Removing the fear of failure is essential to your personal growth – and the growth of your business. Discussing and learning from failures is also one of the best ways to future-proof your business.
During the Covid-19 pandemic, many organisations have had to face problems they’ve not dealt with before. And though this is challenging for everyone, those companies with ‘failure-positive’ cultures tended to adapt much faster. Their agile approach allowed them to react quickly to changing conditions, and they already had systems in place for analysing and learning from failures.
So what are the core lessons of that approach, and how can you implement them in your own team or company?
We’ve all heard the famous Silicon Valley motto: fail fast, fail often. And though this approach has plenty of problems, at its inception it was responding to a very real issue. The prevailing business culture was hierarchical and slow-moving; these new tech companies wanted to focus on innovation, which just didn’t work with a risk-averse approach.
By now there are innumerable business podcasts focusing on innovation in tech. Some, such as StartUp, document missteps, and explain how they often ended up contributing to later successes. By openly discussing this, and reframing these ‘failures’ as just steps along the path to success, they help undermine the outsized fear of failure which holds back so many individuals and companies.
Making opportunities for failure
When trying to get used to failure, you don’t have to jump in at the deep end. Instead, you can practice being a gracious loser in low-stakes competitions (team-building days can be very helpful here!) and by learning something new.
Many companies only offer training to staff in areas directly related to their roles, I think this can be a little short-sighted. By offering a wider range of learning opportunities, you encourage engagement and help your employees become more well-rounded.

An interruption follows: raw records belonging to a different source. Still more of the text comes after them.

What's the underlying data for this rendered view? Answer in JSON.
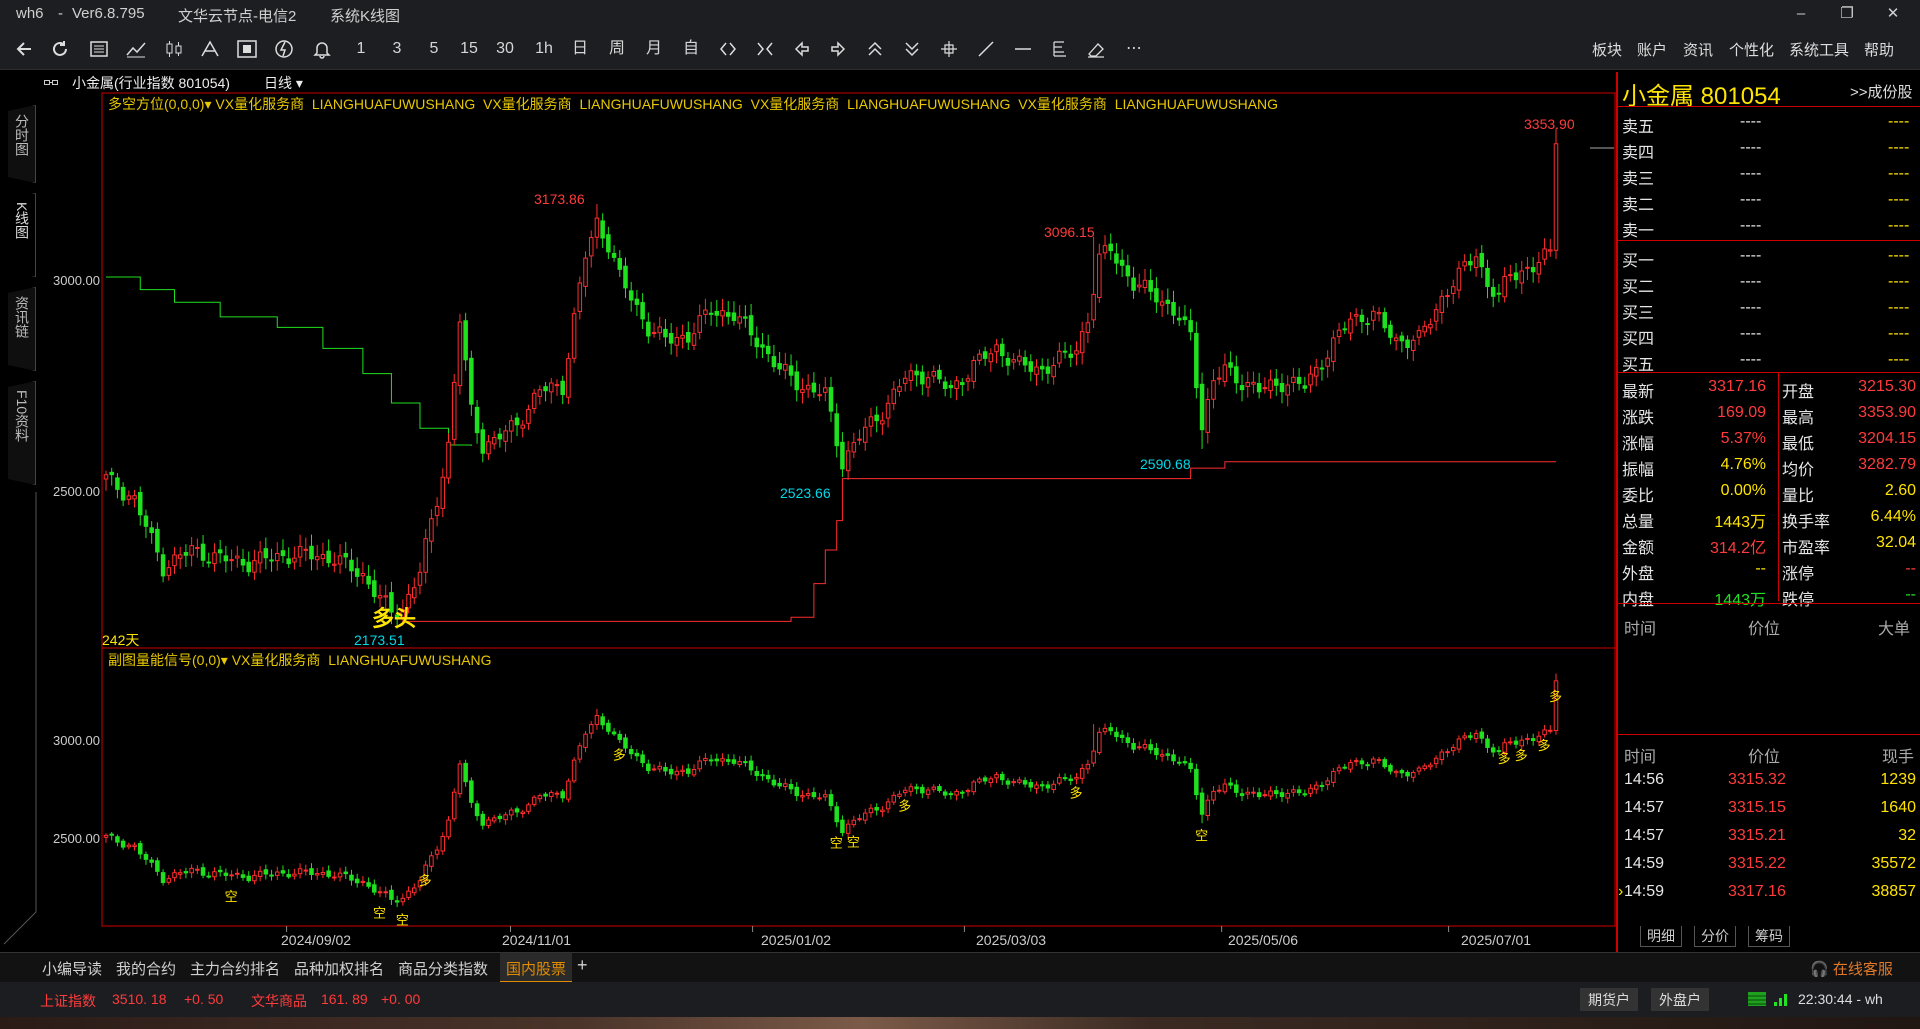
{
  "window": {
    "app": "wh6",
    "version": "Ver6.8.795",
    "node": "文华云节点-电信2",
    "chart_mode": "系统K线图",
    "minimize": "–",
    "restore": "❐",
    "close": "✕"
  },
  "toolbar": {
    "periods": [
      "1",
      "3",
      "5",
      "15",
      "30",
      "1h",
      "日",
      "周",
      "月",
      "自"
    ],
    "menus": [
      "板块",
      "账户",
      "资讯",
      "个性化",
      "系统工具",
      "帮助"
    ],
    "more": "⋯"
  },
  "left_tabs": [
    {
      "label": "分时图"
    },
    {
      "label": "K线图"
    },
    {
      "label": "资讯链"
    },
    {
      "label": "F10资料"
    }
  ],
  "chart_header": {
    "name": "小金属(行业指数 801054)",
    "period": "日线"
  },
  "upper_legend": {
    "indicator": "多空方位(0,0,0)",
    "items": [
      "VX量化服务商",
      "LIANGHUAFUWUSHANG",
      "VX量化服务商",
      "LIANGHUAFUWUSHANG",
      "VX量化服务商",
      "LIANGHUAFUWUSHANG",
      "VX量化服务商",
      "LIANGHUAFUWUSHANG"
    ]
  },
  "lower_legend": {
    "indicator": "副图量能信号(0,0)",
    "items": [
      "VX量化服务商",
      "LIANGHUAFUWUSHANG"
    ]
  },
  "upper_chart": {
    "y_ticks": [
      "3000.00",
      "2500.00"
    ],
    "price_labels": {
      "high1": "3173.86",
      "high2": "3096.15",
      "high3": "3353.90",
      "low1": "2173.51",
      "low2": "2523.66",
      "low3": "2590.68"
    },
    "signal": "多头",
    "days": "242天"
  },
  "lower_chart": {
    "y_ticks": [
      "3000.00",
      "2500.00"
    ],
    "signals": {
      "long": "多",
      "short": "空"
    }
  },
  "x_axis": [
    "2024/09/02",
    "2024/11/01",
    "2025/01/02",
    "2025/03/03",
    "2025/05/06",
    "2025/07/01"
  ],
  "colors": {
    "up": "#ff2d2d",
    "down": "#1fe11f",
    "border": "#cc0000",
    "legend": "#e8c800",
    "low_label": "#00d8e8"
  },
  "chart_data": {
    "type": "candlestick",
    "title": "小金属(行业指数 801054)",
    "period": "日线",
    "ylim": [
      2100,
      3400
    ],
    "y_ticks": [
      2500,
      3000
    ],
    "x_ticks": [
      "2024/09/02",
      "2024/11/01",
      "2025/01/02",
      "2025/03/03",
      "2025/05/06",
      "2025/07/01"
    ],
    "close_keypoints": [
      [
        0,
        2520
      ],
      [
        5,
        2470
      ],
      [
        10,
        2310
      ],
      [
        15,
        2350
      ],
      [
        20,
        2330
      ],
      [
        25,
        2320
      ],
      [
        30,
        2335
      ],
      [
        35,
        2340
      ],
      [
        40,
        2330
      ],
      [
        45,
        2290
      ],
      [
        50,
        2200
      ],
      [
        52,
        2210
      ],
      [
        55,
        2300
      ],
      [
        58,
        2470
      ],
      [
        60,
        2600
      ],
      [
        62,
        2900
      ],
      [
        64,
        2680
      ],
      [
        66,
        2600
      ],
      [
        68,
        2610
      ],
      [
        72,
        2650
      ],
      [
        76,
        2730
      ],
      [
        80,
        2740
      ],
      [
        82,
        2900
      ],
      [
        84,
        3050
      ],
      [
        86,
        3130
      ],
      [
        88,
        3080
      ],
      [
        90,
        3000
      ],
      [
        92,
        2950
      ],
      [
        95,
        2880
      ],
      [
        98,
        2850
      ],
      [
        102,
        2860
      ],
      [
        106,
        2920
      ],
      [
        110,
        2910
      ],
      [
        114,
        2850
      ],
      [
        118,
        2780
      ],
      [
        122,
        2740
      ],
      [
        126,
        2720
      ],
      [
        129,
        2560
      ],
      [
        132,
        2620
      ],
      [
        136,
        2680
      ],
      [
        140,
        2760
      ],
      [
        144,
        2770
      ],
      [
        148,
        2730
      ],
      [
        152,
        2790
      ],
      [
        156,
        2830
      ],
      [
        160,
        2790
      ],
      [
        164,
        2780
      ],
      [
        168,
        2810
      ],
      [
        170,
        2830
      ],
      [
        172,
        2900
      ],
      [
        174,
        3040
      ],
      [
        176,
        3070
      ],
      [
        180,
        2980
      ],
      [
        184,
        2960
      ],
      [
        188,
        2900
      ],
      [
        190,
        2860
      ],
      [
        192,
        2650
      ],
      [
        194,
        2750
      ],
      [
        196,
        2780
      ],
      [
        198,
        2760
      ],
      [
        202,
        2730
      ],
      [
        206,
        2750
      ],
      [
        210,
        2740
      ],
      [
        214,
        2820
      ],
      [
        218,
        2900
      ],
      [
        222,
        2910
      ],
      [
        226,
        2850
      ],
      [
        230,
        2850
      ],
      [
        234,
        2950
      ],
      [
        238,
        3020
      ],
      [
        240,
        3060
      ],
      [
        242,
        2980
      ],
      [
        244,
        2950
      ],
      [
        246,
        3010
      ],
      [
        250,
        3020
      ],
      [
        253,
        3060
      ],
      [
        254,
        3317.16
      ]
    ],
    "highs": [
      [
        86,
        3173.86
      ],
      [
        173,
        3096.15
      ],
      [
        254,
        3353.9
      ]
    ],
    "lows": [
      [
        50,
        2173.51
      ],
      [
        129,
        2523.66
      ],
      [
        192,
        2590.68
      ]
    ],
    "last_close": 3317.16
  },
  "quote": {
    "name": "小金属",
    "code": "801054",
    "constituents": ">>成份股",
    "asks": [
      {
        "label": "卖五",
        "price": "----",
        "vol": "----"
      },
      {
        "label": "卖四",
        "price": "----",
        "vol": "----"
      },
      {
        "label": "卖三",
        "price": "----",
        "vol": "----"
      },
      {
        "label": "卖二",
        "price": "----",
        "vol": "----"
      },
      {
        "label": "卖一",
        "price": "----",
        "vol": "----"
      }
    ],
    "bids": [
      {
        "label": "买一",
        "price": "----",
        "vol": "----"
      },
      {
        "label": "买二",
        "price": "----",
        "vol": "----"
      },
      {
        "label": "买三",
        "price": "----",
        "vol": "----"
      },
      {
        "label": "买四",
        "price": "----",
        "vol": "----"
      },
      {
        "label": "买五",
        "price": "----",
        "vol": "----"
      }
    ],
    "stats": [
      {
        "l1": "最新",
        "v1": "3317.16",
        "c1": "red",
        "l2": "开盘",
        "v2": "3215.30",
        "c2": "red"
      },
      {
        "l1": "涨跌",
        "v1": "169.09",
        "c1": "red",
        "l2": "最高",
        "v2": "3353.90",
        "c2": "red"
      },
      {
        "l1": "涨幅",
        "v1": "5.37%",
        "c1": "red",
        "l2": "最低",
        "v2": "3204.15",
        "c2": "red"
      },
      {
        "l1": "振幅",
        "v1": "4.76%",
        "c1": "yellow",
        "l2": "均价",
        "v2": "3282.79",
        "c2": "red"
      },
      {
        "l1": "委比",
        "v1": "0.00%",
        "c1": "yellow",
        "l2": "量比",
        "v2": "2.60",
        "c2": "yellow"
      },
      {
        "l1": "总量",
        "v1": "1443万",
        "c1": "yellow",
        "l2": "换手率",
        "v2": "6.44%",
        "c2": "yellow"
      },
      {
        "l1": "金额",
        "v1": "314.2亿",
        "c1": "red",
        "l2": "市盈率",
        "v2": "32.04",
        "c2": "yellow"
      },
      {
        "l1": "外盘",
        "v1": "--",
        "c1": "yellow",
        "l2": "涨停",
        "v2": "--",
        "c2": "red"
      },
      {
        "l1": "内盘",
        "v1": "1443万",
        "c1": "green",
        "l2": "跌停",
        "v2": "--",
        "c2": "green"
      }
    ],
    "ticks_header": {
      "time": "时间",
      "price": "价位",
      "big": "大单"
    },
    "trades_header": {
      "time": "时间",
      "price": "价位",
      "vol": "现手"
    },
    "trades": [
      {
        "time": "14:56",
        "price": "3315.32",
        "vol": "1239"
      },
      {
        "time": "14:57",
        "price": "3315.15",
        "vol": "1640"
      },
      {
        "time": "14:57",
        "price": "3315.21",
        "vol": "32"
      },
      {
        "time": "14:59",
        "price": "3315.22",
        "vol": "35572"
      },
      {
        "time": "14:59",
        "price": "3317.16",
        "vol": "38857"
      }
    ],
    "bottom_tabs": [
      "明细",
      "分价",
      "筹码"
    ]
  },
  "bottom_tabs": {
    "items": [
      "小编导读",
      "我的合约",
      "主力合约排名",
      "品种加权排名",
      "商品分类指数",
      "国内股票"
    ],
    "add": "+",
    "service": "在线客服"
  },
  "status": {
    "idx1_name": "上证指数",
    "idx1_val": "3510. 18",
    "idx1_chg": "+0. 50",
    "idx2_name": "文华商品",
    "idx2_val": "161. 89",
    "idx2_chg": "+0. 00",
    "btn1": "期货户",
    "btn2": "外盘户",
    "time": "22:30:44 - wh"
  }
}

Also, by encouraging them to learn something completely new, you enable them to experience low-stakes failures and frustrations – and this is as much of a lesson as the material they’re studying. It helps normalise failure as part of a process of improvement, which makes larger-scale failures less scary.
One area he focuses on is mentorship, both vertical (eg senior manager to employee) and horizontal (eg within the management team). As he puts it:
“The people involved in this practice of mentoring often reflected on the difficulties and errors that had been observed. This proved very useful in terms of refraining from oversimplifying problems and avoiding repeated mistakes. On the individual level, people gained new knowledge, often vital for their career development. They felt the companies perceived their value and trusted their competence.”
Whether by providing internal mentorship or external coaching, businesses need to give employees opportunities to discuss and learn from failures. Not only does this help them avoid repeating mistakes (their own or others), but it also develops a perception that the company cares about them and their continued development, leading to increased loyalty.
Psychological safety and failure
Clearly, the ability to fail and – crucially – to learn and move on from each failure is vital to developing an agile, future-proof organisation.
In Project Aristotle, Google found that high psychological safety was the single most important element uniting its successful teams. And as Amy Edmondson explains, when you feel psychologically safe you’re not afraid of taking reasonable risks and occasionally failing.
As such, businesses looking to become resilient and future-proof need to move past the fear of failure. To do this, it’s important to focus on building up psychological safety throughout the organisation.